On reaching Bhimdwari, it is advisable to rest overnight. ‘Langars’ are organised by the local village committee and the arrangements of tents is also taken care of by them. Legend says that Pandavas used to visit this place. The flowing red water, is considered to be the blood of an ‘Asura’ or demon whom ‘Bhim’ is supposed to have killed. After a full night of rest, the journey is continued. One faces an all-uphill task from here on till Parvati Bagh and thereafter as well.
Parvati Bagh is the last camp site, the conditions here are not harsh or extreme and most of the pilgrims and tourists spend the night here. Be sure to stop here and enjoy the exhilarating views this place has to offer, on your way back. Moving forward, one continues his journey on a rocky upward path, with a decent amount of snow here and there, all the way to Nayan Sarovar lake. This lake is considered to have been formed from the tears of Goddess Parvati and is therefore a sacred place for the pilgrims.

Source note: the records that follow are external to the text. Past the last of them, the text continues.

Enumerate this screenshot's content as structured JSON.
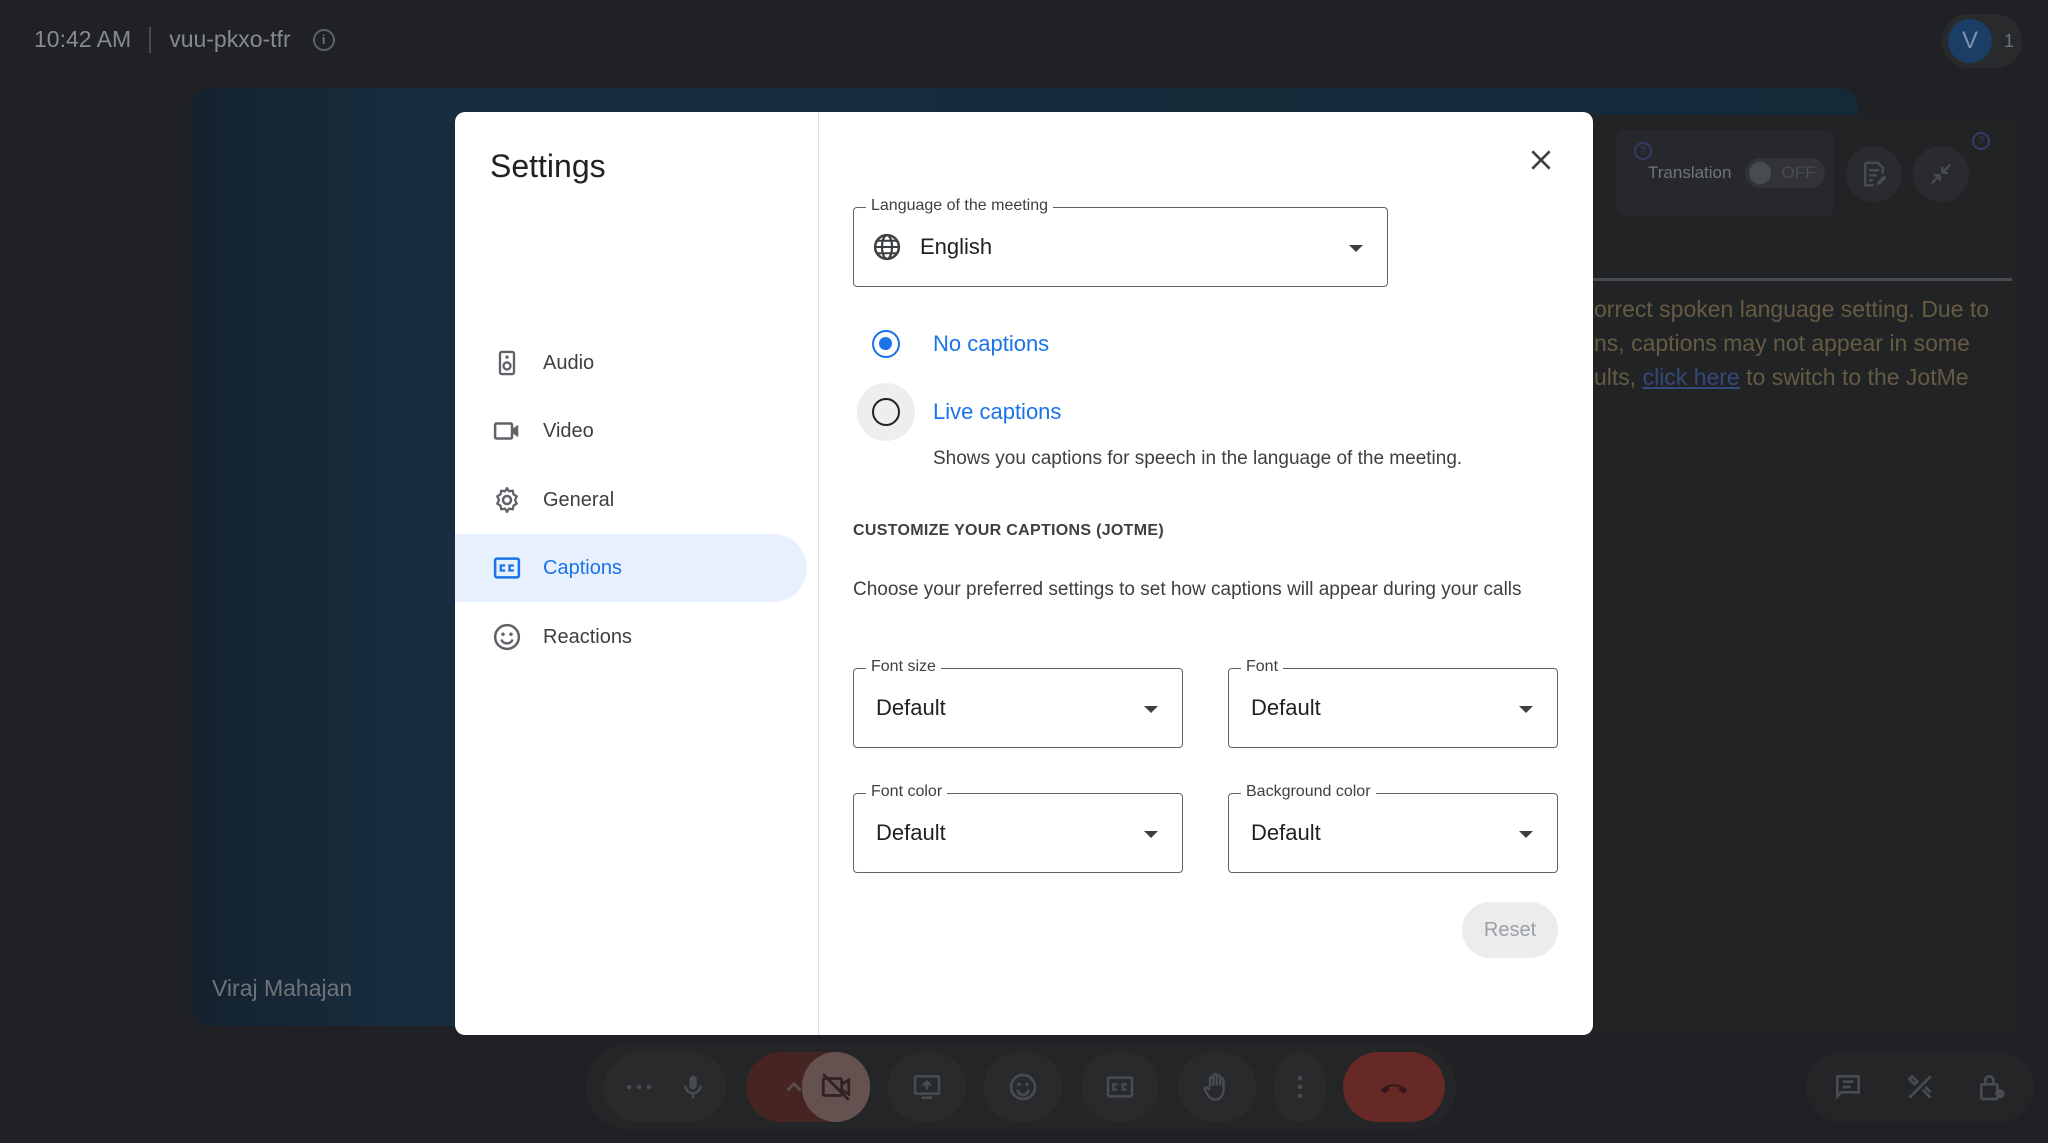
{
  "topbar": {
    "time": "10:42 AM",
    "meeting_code": "vuu-pkxo-tfr",
    "info_glyph": "i"
  },
  "participants": {
    "avatar_letter": "V",
    "count": "1"
  },
  "tile": {
    "name": "Viraj Mahajan"
  },
  "caption_panel": {
    "translation_label": "Translation",
    "translation_state": "OFF",
    "help_glyph": "?",
    "text_before_link": "orrect spoken language setting. Due to ns, captions may not appear in some ults, ",
    "link_text": "click here",
    "text_after_link": " to switch to the JotMe"
  },
  "settings": {
    "title": "Settings",
    "nav": [
      {
        "label": "Audio",
        "icon": "speaker-icon"
      },
      {
        "label": "Video",
        "icon": "video-camera-icon"
      },
      {
        "label": "General",
        "icon": "gear-icon"
      },
      {
        "label": "Captions",
        "icon": "closed-captions-icon",
        "active": true
      },
      {
        "label": "Reactions",
        "icon": "smiley-icon"
      }
    ],
    "language": {
      "legend": "Language of the meeting",
      "value": "English"
    },
    "captions_options": [
      {
        "label": "No captions",
        "checked": true
      },
      {
        "label": "Live captions",
        "checked": false
      }
    ],
    "live_captions_desc": "Shows you captions for speech in the language of the meeting.",
    "customize_heading": "CUSTOMIZE YOUR CAPTIONS (JOTME)",
    "customize_desc": "Choose your preferred settings to set how captions will appear during your calls",
    "font_size": {
      "legend": "Font size",
      "value": "Default"
    },
    "font": {
      "legend": "Font",
      "value": "Default"
    },
    "font_color": {
      "legend": "Font color",
      "value": "Default"
    },
    "background_color": {
      "legend": "Background color",
      "value": "Default"
    },
    "reset_label": "Reset"
  },
  "colors": {
    "accent": "#1a73e8",
    "active_bg": "#e8f0fe",
    "end_call": "#8c2d25"
  }
}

Now starts the last stretch of this amazing journey, which is the most difficult and dangerous. Low oxygen levels, scary heights, and an all glacier path where even a small slip is sufficient to end one’s life needs to be crossed in order to reach the final destination of this trek. You get the first sight of the Shrikhand Mahdev Shivalingam from here. Not surprisingly, the pain and tiredness vanishes and one feels completed elated. After performing the necessary rituals and ‘pooja’ followed by a ‘parikrama’ of the shrine, just sit and soak in the power and majesty of the place. You can’t get any closer to God than this, not in this world at least.
Start your descent and promise to be back soon. It’s the calling of the ultimate kind, not many of us can ignore that.
For those of you planning to go this year, we have collaborated firsthand information and these pictures from a local travel enthusiast Nikhil Chauhan, who undertook the journey from 2nd to 6th July, 2014. According to him-
- Carry light woollens and preferably something that is waterproof
- The last stretch of the journey has almost 6 to 8 feet snow this year
- It’s a complete no-no for unfit individuals
- Medical camps can be found at Bhimdwari and Parvati bagh
- You can drive a small car right upto Jaon, if you want to avoid the bus
- There are only 4 to 5 buses a day from Rampur
- Equipments to be carried- torch, a trekkers stick, asthma oxygen pump, umbrella
For those of you going this year, remember to carry a good camera with you and share the picture with us.